In one corner, he saw a wheel-like wood and silver device and his stomach churned as he had a vague recollection of being tormented there.

He looked to a nearby table, covered with books and papers. There was a letter opener there, and he snatched it up.  

Besides the letter opener, there was a large map spread across the table. It showed the whole of the American colonies. Red-inked lines radiated from their location towards the largest cities on the eastern seaboard: Philadelphia, Boston, New York and others.

By the name of each city was a written figure, numbers in the ten thousands … Was this how many people lived in each place?

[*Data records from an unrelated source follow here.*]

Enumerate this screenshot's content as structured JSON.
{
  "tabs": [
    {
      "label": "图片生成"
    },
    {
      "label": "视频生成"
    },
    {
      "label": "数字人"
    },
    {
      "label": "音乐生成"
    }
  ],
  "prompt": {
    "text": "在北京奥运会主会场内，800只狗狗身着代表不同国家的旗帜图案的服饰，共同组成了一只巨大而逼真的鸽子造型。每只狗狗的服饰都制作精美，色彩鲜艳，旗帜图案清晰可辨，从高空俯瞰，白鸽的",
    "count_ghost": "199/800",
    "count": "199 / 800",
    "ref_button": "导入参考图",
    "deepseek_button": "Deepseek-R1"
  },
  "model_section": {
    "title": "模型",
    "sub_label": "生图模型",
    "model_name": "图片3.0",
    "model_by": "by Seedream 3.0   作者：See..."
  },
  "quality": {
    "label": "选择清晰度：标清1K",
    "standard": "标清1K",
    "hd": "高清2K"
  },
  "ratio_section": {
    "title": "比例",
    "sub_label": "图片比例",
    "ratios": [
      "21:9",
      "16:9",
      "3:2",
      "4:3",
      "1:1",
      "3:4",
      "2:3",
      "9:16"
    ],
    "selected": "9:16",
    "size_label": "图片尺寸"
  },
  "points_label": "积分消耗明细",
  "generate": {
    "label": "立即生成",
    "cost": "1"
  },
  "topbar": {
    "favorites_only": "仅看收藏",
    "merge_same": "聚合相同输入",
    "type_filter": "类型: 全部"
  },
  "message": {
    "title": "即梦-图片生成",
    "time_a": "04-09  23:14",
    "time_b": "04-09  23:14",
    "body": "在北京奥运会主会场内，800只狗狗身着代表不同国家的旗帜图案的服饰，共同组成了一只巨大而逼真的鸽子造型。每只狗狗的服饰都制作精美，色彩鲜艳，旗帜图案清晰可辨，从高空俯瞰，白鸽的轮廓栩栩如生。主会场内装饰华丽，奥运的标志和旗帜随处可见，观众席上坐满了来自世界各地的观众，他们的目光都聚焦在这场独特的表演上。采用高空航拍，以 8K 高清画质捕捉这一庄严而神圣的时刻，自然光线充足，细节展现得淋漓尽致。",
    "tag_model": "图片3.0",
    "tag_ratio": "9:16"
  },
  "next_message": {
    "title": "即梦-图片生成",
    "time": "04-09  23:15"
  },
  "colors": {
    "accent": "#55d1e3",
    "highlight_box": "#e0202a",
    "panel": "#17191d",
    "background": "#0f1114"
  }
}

But what did the red lines mean, then?

In a moment, Julia was pulling on his arm, and Ed turned away from the map. Taking her hand, he forced his bad leg forward, then his good one, scrambling as quickly as he could towards the stairs.

They heard excited shouts as they reached the bottom of the staircase.

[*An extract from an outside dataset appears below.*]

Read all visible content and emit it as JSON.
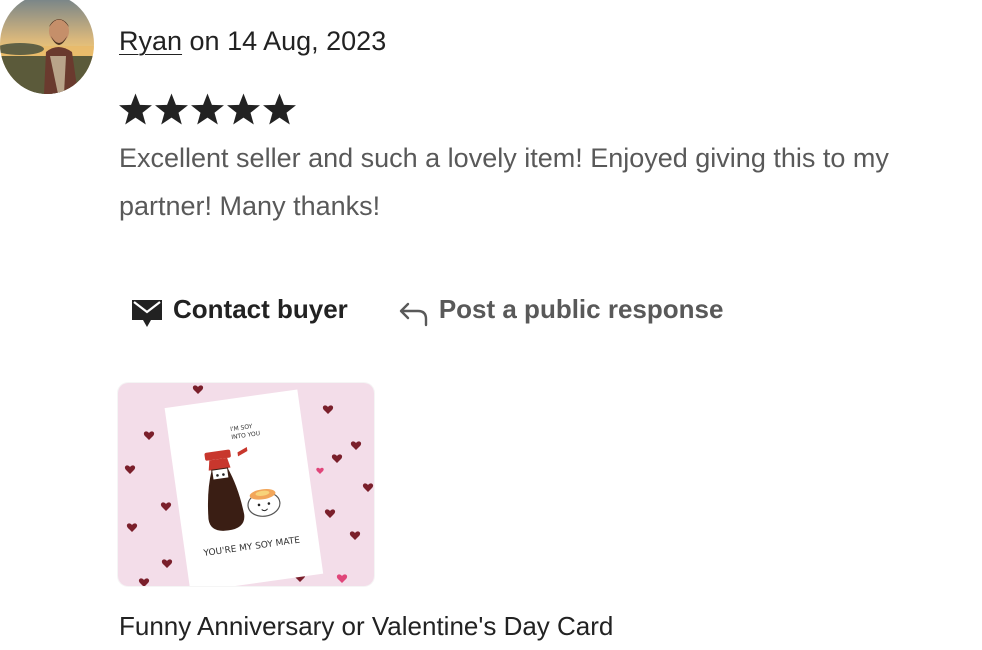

Ed looked up to see that the bearded Mister Starks was halfway down the stairs, the silver-headed torture tool in his hand. Behind him came two other servants wielding knives, and from the top of the steps the Rector himself glared down at them.

“Julia!” The Rector’s crimson eyes went wide as he recognized his daughter. “What are you doing?”

Ed yanked her away, trying to avoid the man’s gaze. He knew how strong the red-eyed Rector was, and with those other goons to help …

“We need another way!” he shouted to Julia.

“The tunnel!” she answered, pointing to a dark opening at the other end of the cellar. One of the silver cords led into the opening, but there was little light to see anything else.

“It goes to the cave where the monster Croatoan lives,” Julia explained, “where he has his pit. There’s a door leading outside from there, I think.”

“Will he be down inside the pit now?” Ed asked. “Or up in the cave itself?”

He didn’t relish the idea of facing the demon-thing again.

“I don’t know,” she said.

“All right. We have to try!”

They hurried towards the tunnel, dodging around the tables and the other clutter in the cellar. Behind him, Ed could hear Starks screaming as well as other voices, coming up fast. He worked his legs as hard as he could, swinging his bad leg far forward with each step to try to speed up his pace.

It was no good. He’d never outrun them, and he was holding Julia back …

He let go of her hand. “Run!” he told her. “You have to go on ahead.”

It meant more to him than his own safety… This soft, sweet, sincere girl, he couldn’t bear the idea of her being punished or suffering on his account.

She looked to him, her big eyes wide and her delicate mouth working soundlessly.

“Run, dammit!” he repeated. “I’m not fast enough.”

“No!” she stopped moving and stood there, trembling. “Don’t leave me.”

There wasn’t time to argue … he looked back to see one of the servant men jumping over a table not fifty paces away, ready to pounce on them.